For the past few years, first- and second-quintile producers have been able to command upfront bonuses of 150% of their trailing 12 months' (TTM) gross commissions — plus potential back-end bonuses that have driven total packages to more than 300% of TTM.

An aging and shrinking advisor population has compelled firms to strike stratospheric deals in order to attract these top-line revenue generators. According to Cerulli Associates, nearly half of all advisors are 55 or older. Their ranks continue to shrink. In the next 10 years, one-third of all advisors are expected to retire.

Meanwhile, wealth management has become more indispensable to wirehouse profitability as other profit centers have faltered.

Dodd Frank has shuttered proprietary trading desks. The low-interest-rate environment has prompted fixed income departments to reduce headcount, as volatile markets have paralyzed syndicate departments, reducing new issues to a mere trickle. A Steady Eddie wealth-management franchise has never been more essential to the financial well-being of wirehouse firms than it is today.

Time Limits

In the winner-take-all, zero-sum game of advisor recruiting, packages have reached their zenith and have remained there for the past few years. A boost in recruiting deals from the current term of nine to 10 years would require advisors to sign on for even more years, so that hiring firms could realize the desired return on their recruiting packages.

Thus far, an aging salesforce has resisted lengthier deals. Many advisors are leery about signing deals that require more than a nine- or 10-year commitment to a new firm. That's especially true of advisors in their later 50s or early 60s, who don't want to sign deals that would tie them up until sometime in their 70s.

In my view, advisor deals have topped out, simply because advisors are not willing to sign the lengthier contracts that even heftier packages would require. But there's another factor putting limits on today's stratospheric recruiting deals: firms need to be generating the profits to pay for them. Right now, wirehouses suddenly find themselves confronting a more challenging environment.

Changed Conditions

Turbulent markets have pummeled stocks and unnerved investors, driving many to the sidelines and reducing firm revenues. Bank of America's Global Wealth Management and Investment Division, which includes Merrill Lynch, reported a 13% drop in net income during in the fourth quarter of 2015.
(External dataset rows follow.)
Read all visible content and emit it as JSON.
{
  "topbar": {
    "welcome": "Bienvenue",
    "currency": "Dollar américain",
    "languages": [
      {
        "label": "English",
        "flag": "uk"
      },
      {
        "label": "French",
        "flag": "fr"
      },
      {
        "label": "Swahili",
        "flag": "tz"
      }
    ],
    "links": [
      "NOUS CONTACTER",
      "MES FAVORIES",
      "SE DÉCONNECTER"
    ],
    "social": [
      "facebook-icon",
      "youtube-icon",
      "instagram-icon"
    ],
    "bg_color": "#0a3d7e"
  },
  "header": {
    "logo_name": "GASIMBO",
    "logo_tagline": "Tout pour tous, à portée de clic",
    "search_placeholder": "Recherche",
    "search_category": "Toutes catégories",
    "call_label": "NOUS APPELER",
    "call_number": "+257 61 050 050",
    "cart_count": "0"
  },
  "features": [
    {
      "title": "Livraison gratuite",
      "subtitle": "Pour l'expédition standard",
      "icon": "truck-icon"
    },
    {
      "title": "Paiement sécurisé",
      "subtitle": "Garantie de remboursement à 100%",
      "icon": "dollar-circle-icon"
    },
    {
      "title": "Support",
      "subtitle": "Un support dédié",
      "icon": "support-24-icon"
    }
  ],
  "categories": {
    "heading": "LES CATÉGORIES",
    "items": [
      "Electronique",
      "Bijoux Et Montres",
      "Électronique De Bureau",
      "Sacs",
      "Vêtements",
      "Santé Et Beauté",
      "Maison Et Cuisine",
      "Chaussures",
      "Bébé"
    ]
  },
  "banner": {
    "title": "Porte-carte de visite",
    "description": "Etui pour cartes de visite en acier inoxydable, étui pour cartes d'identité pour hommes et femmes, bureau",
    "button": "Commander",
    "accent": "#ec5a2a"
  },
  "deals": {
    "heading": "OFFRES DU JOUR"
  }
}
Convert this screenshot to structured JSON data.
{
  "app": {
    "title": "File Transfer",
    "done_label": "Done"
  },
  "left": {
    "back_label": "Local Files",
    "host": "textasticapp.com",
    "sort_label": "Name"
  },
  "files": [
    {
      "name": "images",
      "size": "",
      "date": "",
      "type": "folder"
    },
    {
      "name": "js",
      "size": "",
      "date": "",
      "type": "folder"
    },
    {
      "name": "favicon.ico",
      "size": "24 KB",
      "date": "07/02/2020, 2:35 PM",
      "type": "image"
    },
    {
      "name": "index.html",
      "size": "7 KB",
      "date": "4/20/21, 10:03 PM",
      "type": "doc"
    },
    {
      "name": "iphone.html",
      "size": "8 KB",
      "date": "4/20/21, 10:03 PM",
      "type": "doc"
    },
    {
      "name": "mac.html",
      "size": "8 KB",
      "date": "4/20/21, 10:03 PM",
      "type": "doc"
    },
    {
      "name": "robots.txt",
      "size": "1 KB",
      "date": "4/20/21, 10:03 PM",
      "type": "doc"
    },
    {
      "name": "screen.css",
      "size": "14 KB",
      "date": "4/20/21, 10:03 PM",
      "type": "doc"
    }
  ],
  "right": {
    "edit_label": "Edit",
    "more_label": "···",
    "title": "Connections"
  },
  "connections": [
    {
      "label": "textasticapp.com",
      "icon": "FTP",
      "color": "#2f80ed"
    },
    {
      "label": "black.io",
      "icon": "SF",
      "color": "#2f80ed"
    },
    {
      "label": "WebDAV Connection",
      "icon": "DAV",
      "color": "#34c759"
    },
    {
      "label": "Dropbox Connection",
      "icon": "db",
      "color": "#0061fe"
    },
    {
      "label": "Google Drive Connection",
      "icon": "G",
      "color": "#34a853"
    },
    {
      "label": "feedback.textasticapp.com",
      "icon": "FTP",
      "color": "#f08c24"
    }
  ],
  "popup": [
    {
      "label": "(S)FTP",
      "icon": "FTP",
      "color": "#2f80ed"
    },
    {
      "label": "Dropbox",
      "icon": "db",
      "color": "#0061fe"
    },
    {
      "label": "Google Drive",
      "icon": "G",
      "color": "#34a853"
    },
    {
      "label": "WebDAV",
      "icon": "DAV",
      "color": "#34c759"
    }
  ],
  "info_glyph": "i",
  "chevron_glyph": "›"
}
Morgan Stanley's profits tumbled 74% in the same period — from $1.8 billion in Q4'14 to $480 million in Q4'15. Meanwhile, the pretax wealth management profit margin dipped from 22% and 23% in the two preceding quarters to 20%.

At some point, the seven-year bull market will come to an end. And, of course, Wall Street firms are much less profitable in bear markets. That's because it's not just investors who trade stocks who are spooked by plunging markets. Fee-based clients are less willing to pay for accounts that are underwater.

The new fiduciary standard is another tempest. The Department of Labor weighed in, and the SEC is expected to do so in the future. While it's not clear exactly how much these new regulations will cost firms, one thing is certain: the fiduciary standard will not help wirehouse profitability; in fact, the new rules probably are going to hurt it.

Morningstar estimates that $3 trillion, or 43%, of the $7 trillion in client assets held in IRAs across firms are transaction based. They make up about 30% of client assets for the full-service firms and generate $19 billion in revenues for them.

With the new DOL rules, some investors with commission-based retirement accounts may transfer their holdings to discount brokers or sign on with cheaper robo-advisors.

Other clients will likely remain with the wirehouses and keep their commission-based format with advisors operating under a Best Interest Contract Exemption (or BICE) standard. And there will be some clients who want to move into fee-based investments for which the wirehouses may charge them more.

Also, firms will need to tweak their technology, so advisors can document their adherence to a fiduciary standard. More red tape could potentially slow sales, thereby reducing firm profits.

Until the smoke clears, it's going to be hard to sort out precisely how these new regulations will impact the firms' bottom lines.

New Paradigm

A new recruiting paradigm is likely to emerge. Advisors with large fee-based practices will continue to command the top deals at major wirehouses.

Nothing is likely to change for fee-based advisors with $1 million-plus in gross production and $100 million-plus in assets under management. Once firms have less to spend on recruiting, because of either a market downturn or an onerous compliance regimen that pares back profitability, they will trim their deals for less desirable producers.

With fewer recruiting dollars to spend, smaller producers and those advisors who are top heavy with accounts that are not being serviced in accordance with the new fiduciary standard are most at risk.

Still, even if recruiting packages dip a bit for some producers, it may not turn out to be a nightmare. An aging and shrinking advisor population means that successful advisors will always be in demand.

Firms certainly will continue to compete for them with lucrative offers, so they can land as many good producers as possible. How many other businesses in our problematic economy offer solid players the wherewithal to switch firms and capture mega-deals whenever they are so inclined?

Cheer up! Even when firms have less to spend, recruiting packages are and should remain pretty darn good.